From co-founders to a feud: How a decade changed things
Elon Musk and Sam Altman speak onstage in October 2015 at the Vanity Fair New Establishment Summit in San Francisco, California.
Michael Kovac | Getty Images Entertainment | Getty Images
Musk and Altman were close friends when they were among a group of techies who started OpenAI in 2015 as a nonprofit lab, “to advance digital intelligence in the way that is most likely to benefit humanity as a whole, unconstrained by a need to generate financial return.”

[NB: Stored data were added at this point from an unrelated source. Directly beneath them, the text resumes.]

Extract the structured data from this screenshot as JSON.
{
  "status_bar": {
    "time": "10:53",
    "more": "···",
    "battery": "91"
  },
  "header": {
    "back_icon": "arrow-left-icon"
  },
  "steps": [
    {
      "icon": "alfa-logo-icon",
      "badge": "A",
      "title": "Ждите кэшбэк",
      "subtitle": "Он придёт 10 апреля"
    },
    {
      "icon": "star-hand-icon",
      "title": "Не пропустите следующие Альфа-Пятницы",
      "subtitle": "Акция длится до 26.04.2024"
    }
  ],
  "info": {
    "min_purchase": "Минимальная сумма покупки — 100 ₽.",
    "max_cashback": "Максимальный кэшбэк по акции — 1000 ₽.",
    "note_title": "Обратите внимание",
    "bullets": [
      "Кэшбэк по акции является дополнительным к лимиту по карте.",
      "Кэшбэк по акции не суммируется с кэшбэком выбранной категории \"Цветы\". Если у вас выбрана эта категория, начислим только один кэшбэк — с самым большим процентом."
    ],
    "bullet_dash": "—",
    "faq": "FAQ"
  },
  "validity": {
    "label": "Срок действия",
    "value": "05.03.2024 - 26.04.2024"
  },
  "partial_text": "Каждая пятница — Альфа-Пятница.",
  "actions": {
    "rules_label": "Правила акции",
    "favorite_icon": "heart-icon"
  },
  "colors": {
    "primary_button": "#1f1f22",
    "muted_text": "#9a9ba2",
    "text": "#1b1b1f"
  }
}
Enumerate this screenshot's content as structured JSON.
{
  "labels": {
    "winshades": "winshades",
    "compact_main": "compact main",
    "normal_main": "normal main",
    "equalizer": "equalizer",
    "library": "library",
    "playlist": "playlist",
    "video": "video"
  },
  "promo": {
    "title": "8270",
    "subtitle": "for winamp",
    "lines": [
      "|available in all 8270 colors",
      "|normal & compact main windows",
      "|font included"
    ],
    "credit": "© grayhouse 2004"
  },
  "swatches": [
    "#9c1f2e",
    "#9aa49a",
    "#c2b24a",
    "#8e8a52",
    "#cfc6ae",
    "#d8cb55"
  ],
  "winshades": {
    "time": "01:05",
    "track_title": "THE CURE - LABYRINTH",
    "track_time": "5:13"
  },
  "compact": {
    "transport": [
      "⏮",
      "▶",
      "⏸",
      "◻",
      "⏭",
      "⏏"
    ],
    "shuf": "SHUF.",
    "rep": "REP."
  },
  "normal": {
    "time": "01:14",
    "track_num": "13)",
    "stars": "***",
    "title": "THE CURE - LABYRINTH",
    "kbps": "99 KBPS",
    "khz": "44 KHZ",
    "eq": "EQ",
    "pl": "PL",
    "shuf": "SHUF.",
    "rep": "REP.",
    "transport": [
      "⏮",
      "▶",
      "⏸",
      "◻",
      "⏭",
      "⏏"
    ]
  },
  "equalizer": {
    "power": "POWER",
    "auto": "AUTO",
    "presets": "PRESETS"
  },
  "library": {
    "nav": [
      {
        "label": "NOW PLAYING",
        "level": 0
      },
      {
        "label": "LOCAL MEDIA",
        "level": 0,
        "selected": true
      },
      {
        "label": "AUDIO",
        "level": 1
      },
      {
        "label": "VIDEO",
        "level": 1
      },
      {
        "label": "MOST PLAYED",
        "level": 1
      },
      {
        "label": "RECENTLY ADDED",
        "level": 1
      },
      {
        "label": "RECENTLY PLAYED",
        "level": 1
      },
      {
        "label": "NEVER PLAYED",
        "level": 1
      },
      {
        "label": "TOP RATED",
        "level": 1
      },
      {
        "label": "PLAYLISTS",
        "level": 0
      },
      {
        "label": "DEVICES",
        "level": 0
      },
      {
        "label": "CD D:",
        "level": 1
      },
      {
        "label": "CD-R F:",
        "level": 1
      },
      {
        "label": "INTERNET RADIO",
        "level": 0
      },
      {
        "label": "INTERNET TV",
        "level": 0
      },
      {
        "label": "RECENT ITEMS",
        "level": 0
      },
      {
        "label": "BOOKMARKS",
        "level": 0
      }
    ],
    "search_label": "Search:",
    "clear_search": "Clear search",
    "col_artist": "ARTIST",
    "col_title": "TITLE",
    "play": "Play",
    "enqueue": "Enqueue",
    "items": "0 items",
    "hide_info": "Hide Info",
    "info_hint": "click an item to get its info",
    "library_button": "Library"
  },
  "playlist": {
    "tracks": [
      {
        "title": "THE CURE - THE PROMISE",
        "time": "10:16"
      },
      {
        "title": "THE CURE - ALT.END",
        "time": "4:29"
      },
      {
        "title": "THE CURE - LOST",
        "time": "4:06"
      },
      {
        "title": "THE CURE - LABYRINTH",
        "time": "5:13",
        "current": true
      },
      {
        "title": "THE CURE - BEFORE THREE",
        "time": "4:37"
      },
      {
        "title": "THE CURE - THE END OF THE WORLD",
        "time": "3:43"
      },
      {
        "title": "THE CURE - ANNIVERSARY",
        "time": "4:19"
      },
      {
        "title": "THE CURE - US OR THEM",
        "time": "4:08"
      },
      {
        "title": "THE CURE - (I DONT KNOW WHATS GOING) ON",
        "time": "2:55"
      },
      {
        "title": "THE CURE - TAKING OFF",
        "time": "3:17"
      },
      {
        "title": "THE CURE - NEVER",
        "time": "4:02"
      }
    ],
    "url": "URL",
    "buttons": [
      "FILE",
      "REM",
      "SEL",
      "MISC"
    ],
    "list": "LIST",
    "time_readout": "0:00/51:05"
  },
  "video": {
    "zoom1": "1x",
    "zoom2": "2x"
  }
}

Three years later, Musk was out, after a failed effort to acquire OpenAI at his electric vehicle company Tesla. Then, in late 2022, OpenAI launched ChatGPT, and the commercialization race was on. Already backed by Microsoft, OpenAI raised tens of billions of dollars at valuations that have stretched far into the hundreds of billions.
Musk, for his part, founded xAI in 2023 to try and build a competitor to OpenAI, before suing Altman and the lab he helped start the next year.
Since the suit was filed, the two sides have been engaged in a bitter and public war of words, with Musk referring to his ex-friend as “Scam Altman,” and Altman posting in February that he was, “Really excited to get Elon under oath in a few months, Christmas in April!
— Ari Levy
Trial kicked off with jury selection on Monday
Elon Musk waves to the crowd during the 56th annual World Economic Forum (WEF) meeting in Davos, Switzerland, January 22, 2026.
Denis Balibouse | Reuters
Nine jurors were seated for the trial after several hours of questioning on Monday.
Gonzalez Rogers and lawyers for both parties asked prospective jurors about their views on AI, Altman and Musk. Many said they were not familiar with OpenAI or its executives but expressed dislike for Musk, particularly because of his political activities.
Musk spent more than $250 million to help President Donald Trump win the 2024 election. He also served a chaotic stint as the head of the Department of Government Efficiency, or DOGE, which aimed to dramatically slash government waste and spending.
“The reality is people don’t like him,” Gonzalez Rogers said during the proceedings on Monday. She said she is confident that the jurors who were seated will respect the judicial process and the facts of the case.